The impact of a disaster varies according to the type of disaster and the amount of warning that the survivors have had prior to the event. The roles of each variable affecting the survivors will predicate the emotional response. For example, threat, exposure, loss and dislocation will be determinants of a survivor’s patterns of adjustment. A person’s actions are geared to protection of the self and others, especially children, family members and those who are weak and helpless.

Here comes the effects of “altruism”, which is frequent and people will place their lives at risk to help others. Some people experience “shock”, especially when the disaster is unexpected, which adds their feelings of helplessness and powerlessness. Another common response is to be disorganized or stunned and people may not be able to respond appropriately to protect themselves and their families. Such disorganized behavior may extend in the post-disaster phase and so one may find people wandering aimlessly in the devastation. This reaction may reflect distortions in responses to severe disaster stressors and may indicate a level of dissociation. After a disaster, any people face complications.

The most important among them are:

a) Emotional reactions in the form of somatic complaints such as sleep disturbance

b) Indigestion

c) Fatigue

d) Social effects

e) Relationship or work difficulties

So, all these state the importance of psychological care in the case of disaster management. Psychological care is always required in such types of incidents. As (Garmezy, 1983) states that the ‘role of psychological care is to foster individual and community resilience. Individual resilience applies to the capacity to recover from a negative experience with renewed enthusiasm and an increased capacity to respond positively to a subsequent stressful event. The communities should be well trained so that a resilient community takes action to enhance the personal and collective capacity of its citizens and institutions to respond to, and influence the course of social and economic change.

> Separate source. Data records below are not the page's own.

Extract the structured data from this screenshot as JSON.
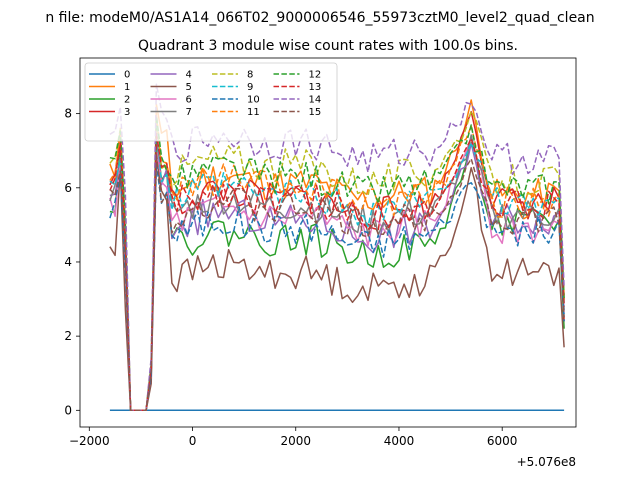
{
  "chart_data": {
    "type": "line",
    "suptitle": "n file: modeM0/AS1A14_066T02_9000006546_55973cztM0_level2_quad_clean",
    "title": "Quadrant 3 module wise count rates with 100.0s bins.",
    "xlabel": "",
    "ylabel": "",
    "x_offset_label": "+5.076e8",
    "xlim": [
      -2180,
      7430
    ],
    "ylim": [
      -0.45,
      9.5
    ],
    "x_ticks": [
      -2000,
      0,
      2000,
      4000,
      6000
    ],
    "x_tick_labels": [
      "−2000",
      "0",
      "2000",
      "4000",
      "6000"
    ],
    "y_ticks": [
      0,
      2,
      4,
      6,
      8
    ],
    "y_tick_labels": [
      "0",
      "2",
      "4",
      "6",
      "8"
    ],
    "legend_location": "upper-left",
    "legend_columns": 4,
    "x_start": -1600,
    "x_step": 100,
    "gap_range": [
      -1300,
      -900
    ],
    "series": [
      {
        "name": "0",
        "color": "#1f77b4",
        "dash": "solid",
        "kind": "zero"
      },
      {
        "name": "1",
        "color": "#ff7f0e",
        "dash": "solid",
        "base": 6.0,
        "peak": 8.2,
        "dip_early": 7.8,
        "drop": 5.8,
        "end": 3.1,
        "seed": 11
      },
      {
        "name": "2",
        "color": "#2ca02c",
        "dash": "solid",
        "base": 4.5,
        "peak": 7.2,
        "dip_early": 7.2,
        "drop": 5.0,
        "end": 2.2,
        "seed": 22
      },
      {
        "name": "3",
        "color": "#d62728",
        "dash": "solid",
        "base": 5.6,
        "peak": 8.2,
        "dip_early": 7.0,
        "drop": 5.6,
        "end": 2.4,
        "seed": 33
      },
      {
        "name": "4",
        "color": "#9467bd",
        "dash": "solid",
        "base": 5.0,
        "peak": 7.0,
        "dip_early": 6.8,
        "drop": 5.2,
        "end": 2.7,
        "seed": 44
      },
      {
        "name": "5",
        "color": "#8c564b",
        "dash": "solid",
        "base": 3.6,
        "peak": 6.5,
        "dip_early": 6.5,
        "drop": 3.7,
        "end": 1.7,
        "seed": 55
      },
      {
        "name": "6",
        "color": "#e377c2",
        "dash": "solid",
        "base": 5.1,
        "peak": 7.5,
        "dip_early": 6.6,
        "drop": 4.9,
        "end": 2.6,
        "seed": 66
      },
      {
        "name": "7",
        "color": "#7f7f7f",
        "dash": "solid",
        "base": 5.4,
        "peak": 7.2,
        "dip_early": 6.9,
        "drop": 5.3,
        "end": 2.9,
        "seed": 77
      },
      {
        "name": "8",
        "color": "#bcbd22",
        "dash": "dashed",
        "base": 6.5,
        "peak": 8.0,
        "dip_early": 7.5,
        "drop": 6.2,
        "end": 3.0,
        "seed": 88
      },
      {
        "name": "9",
        "color": "#17becf",
        "dash": "dashed",
        "base": 5.7,
        "peak": 7.3,
        "dip_early": 7.0,
        "drop": 5.6,
        "end": 2.6,
        "seed": 99
      },
      {
        "name": "10",
        "color": "#1f77b4",
        "dash": "dashed",
        "base": 4.8,
        "peak": 6.3,
        "dip_early": 6.4,
        "drop": 4.8,
        "end": 2.4,
        "seed": 101
      },
      {
        "name": "11",
        "color": "#ff7f0e",
        "dash": "dashed",
        "base": 5.9,
        "peak": 7.7,
        "dip_early": 7.4,
        "drop": 5.6,
        "end": 2.9,
        "seed": 111
      },
      {
        "name": "12",
        "color": "#2ca02c",
        "dash": "dashed",
        "base": 6.2,
        "peak": 7.6,
        "dip_early": 7.4,
        "drop": 6.0,
        "end": 3.0,
        "seed": 121
      },
      {
        "name": "13",
        "color": "#d62728",
        "dash": "dashed",
        "base": 5.6,
        "peak": 7.1,
        "dip_early": 7.0,
        "drop": 5.5,
        "end": 2.8,
        "seed": 131
      },
      {
        "name": "14",
        "color": "#9467bd",
        "dash": "dashed",
        "base": 7.1,
        "peak": 8.4,
        "dip_early": 8.4,
        "drop": 6.8,
        "end": 3.3,
        "seed": 141
      },
      {
        "name": "15",
        "color": "#8c564b",
        "dash": "dashed",
        "base": 5.3,
        "peak": 6.8,
        "dip_early": 6.6,
        "drop": 5.1,
        "end": 2.5,
        "seed": 151
      }
    ]
  }
}
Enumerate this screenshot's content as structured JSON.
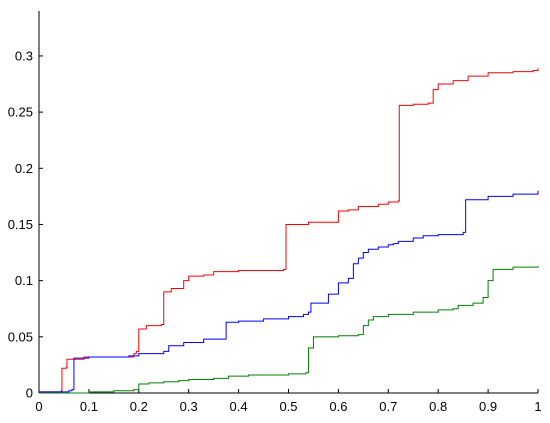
{
  "chart_data": {
    "type": "line",
    "title": "",
    "xlabel": "",
    "ylabel": "",
    "xlim": [
      0,
      1
    ],
    "ylim": [
      0,
      0.34
    ],
    "grid": false,
    "legend": "none",
    "x_ticks": [
      "0",
      "0.1",
      "0.2",
      "0.3",
      "0.4",
      "0.5",
      "0.6",
      "0.7",
      "0.8",
      "0.9",
      "1"
    ],
    "y_ticks": [
      "0",
      "0.05",
      "0.1",
      "0.15",
      "0.2",
      "0.25",
      "0.3"
    ],
    "series": [
      {
        "color": "#ff0000",
        "points": [
          [
            0,
            0.001
          ],
          [
            0.045,
            0.002
          ],
          [
            0.046,
            0.022
          ],
          [
            0.055,
            0.023
          ],
          [
            0.056,
            0.03
          ],
          [
            0.09,
            0.032
          ],
          [
            0.11,
            0.032
          ],
          [
            0.19,
            0.035
          ],
          [
            0.195,
            0.037
          ],
          [
            0.2,
            0.057
          ],
          [
            0.215,
            0.06
          ],
          [
            0.245,
            0.061
          ],
          [
            0.25,
            0.09
          ],
          [
            0.265,
            0.093
          ],
          [
            0.275,
            0.093
          ],
          [
            0.29,
            0.1
          ],
          [
            0.3,
            0.104
          ],
          [
            0.33,
            0.105
          ],
          [
            0.35,
            0.108
          ],
          [
            0.4,
            0.109
          ],
          [
            0.49,
            0.11
          ],
          [
            0.495,
            0.15
          ],
          [
            0.54,
            0.152
          ],
          [
            0.59,
            0.152
          ],
          [
            0.6,
            0.162
          ],
          [
            0.62,
            0.163
          ],
          [
            0.64,
            0.166
          ],
          [
            0.68,
            0.168
          ],
          [
            0.7,
            0.17
          ],
          [
            0.72,
            0.171
          ],
          [
            0.722,
            0.256
          ],
          [
            0.75,
            0.257
          ],
          [
            0.78,
            0.258
          ],
          [
            0.79,
            0.27
          ],
          [
            0.8,
            0.275
          ],
          [
            0.83,
            0.278
          ],
          [
            0.86,
            0.282
          ],
          [
            0.9,
            0.285
          ],
          [
            0.95,
            0.286
          ],
          [
            0.99,
            0.287
          ],
          [
            1,
            0.289
          ]
        ]
      },
      {
        "color": "#0000ff",
        "points": [
          [
            0,
            0.001
          ],
          [
            0.06,
            0.002
          ],
          [
            0.066,
            0.003
          ],
          [
            0.07,
            0.031
          ],
          [
            0.1,
            0.032
          ],
          [
            0.18,
            0.033
          ],
          [
            0.2,
            0.035
          ],
          [
            0.25,
            0.037
          ],
          [
            0.26,
            0.042
          ],
          [
            0.29,
            0.045
          ],
          [
            0.33,
            0.048
          ],
          [
            0.37,
            0.048
          ],
          [
            0.375,
            0.063
          ],
          [
            0.4,
            0.064
          ],
          [
            0.45,
            0.066
          ],
          [
            0.5,
            0.068
          ],
          [
            0.53,
            0.07
          ],
          [
            0.54,
            0.072
          ],
          [
            0.545,
            0.08
          ],
          [
            0.58,
            0.088
          ],
          [
            0.6,
            0.098
          ],
          [
            0.62,
            0.102
          ],
          [
            0.63,
            0.115
          ],
          [
            0.64,
            0.12
          ],
          [
            0.65,
            0.125
          ],
          [
            0.66,
            0.128
          ],
          [
            0.68,
            0.13
          ],
          [
            0.7,
            0.132
          ],
          [
            0.71,
            0.133
          ],
          [
            0.72,
            0.135
          ],
          [
            0.75,
            0.138
          ],
          [
            0.77,
            0.14
          ],
          [
            0.8,
            0.141
          ],
          [
            0.85,
            0.143
          ],
          [
            0.855,
            0.172
          ],
          [
            0.9,
            0.175
          ],
          [
            0.95,
            0.177
          ],
          [
            1,
            0.18
          ]
        ]
      },
      {
        "color": "#007f00",
        "points": [
          [
            0,
            0.0
          ],
          [
            0.06,
            0.0
          ],
          [
            0.1,
            0.001
          ],
          [
            0.15,
            0.002
          ],
          [
            0.19,
            0.003
          ],
          [
            0.2,
            0.008
          ],
          [
            0.22,
            0.009
          ],
          [
            0.24,
            0.009
          ],
          [
            0.25,
            0.01
          ],
          [
            0.28,
            0.011
          ],
          [
            0.3,
            0.012
          ],
          [
            0.35,
            0.013
          ],
          [
            0.38,
            0.015
          ],
          [
            0.42,
            0.016
          ],
          [
            0.5,
            0.017
          ],
          [
            0.535,
            0.018
          ],
          [
            0.54,
            0.04
          ],
          [
            0.55,
            0.05
          ],
          [
            0.6,
            0.051
          ],
          [
            0.64,
            0.052
          ],
          [
            0.65,
            0.06
          ],
          [
            0.66,
            0.065
          ],
          [
            0.67,
            0.068
          ],
          [
            0.7,
            0.07
          ],
          [
            0.75,
            0.072
          ],
          [
            0.8,
            0.074
          ],
          [
            0.83,
            0.075
          ],
          [
            0.84,
            0.078
          ],
          [
            0.87,
            0.08
          ],
          [
            0.89,
            0.085
          ],
          [
            0.9,
            0.1
          ],
          [
            0.91,
            0.11
          ],
          [
            0.95,
            0.112
          ],
          [
            1,
            0.113
          ]
        ]
      }
    ]
  }
}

Some factors which can help in positive outcomes are:

a) Recognizing and reinforcing people’s strengths

b) Providing clear and accurate information and education

c) Reinforcing supportive networks

d) Supporting and developing community strengths and process

Apart from these the Psychological Team should be able to give:

• Give practical assistance, information and emotional support.

• Respect traditional beliefs and customs and accommodate the family’s needs as far as possible.

• Provide counseling for the woman/family and allow for reflection on the event.

• Explain the problem to help reduce anxiety and guilt. Many women/families blame themselves for what has happened.

• Listen and express understanding and acceptance of the woman’s feelings. Nonverbal communication may speak louder than words: a squeeze of the hand or a look of concern can say an enormous amount.

• Repeat information several times and give written information, if possible. People experiencing an emergency will not remember much of what is said to them.

• Health care providers may feel anger, guilt, sorrow, pain and frustration in the face of obstetric emergencies that may lead them to avoid the woman/family. Showing emotion is not a weakness.

• Remember to care for staff who themselves may experience guilt, grief, confusion and other emotions.

If these issues are given importance, we can move one step ahead in creation of a Safer, Stronger, Greener and a Disaster Free World for us as well as for our future generations.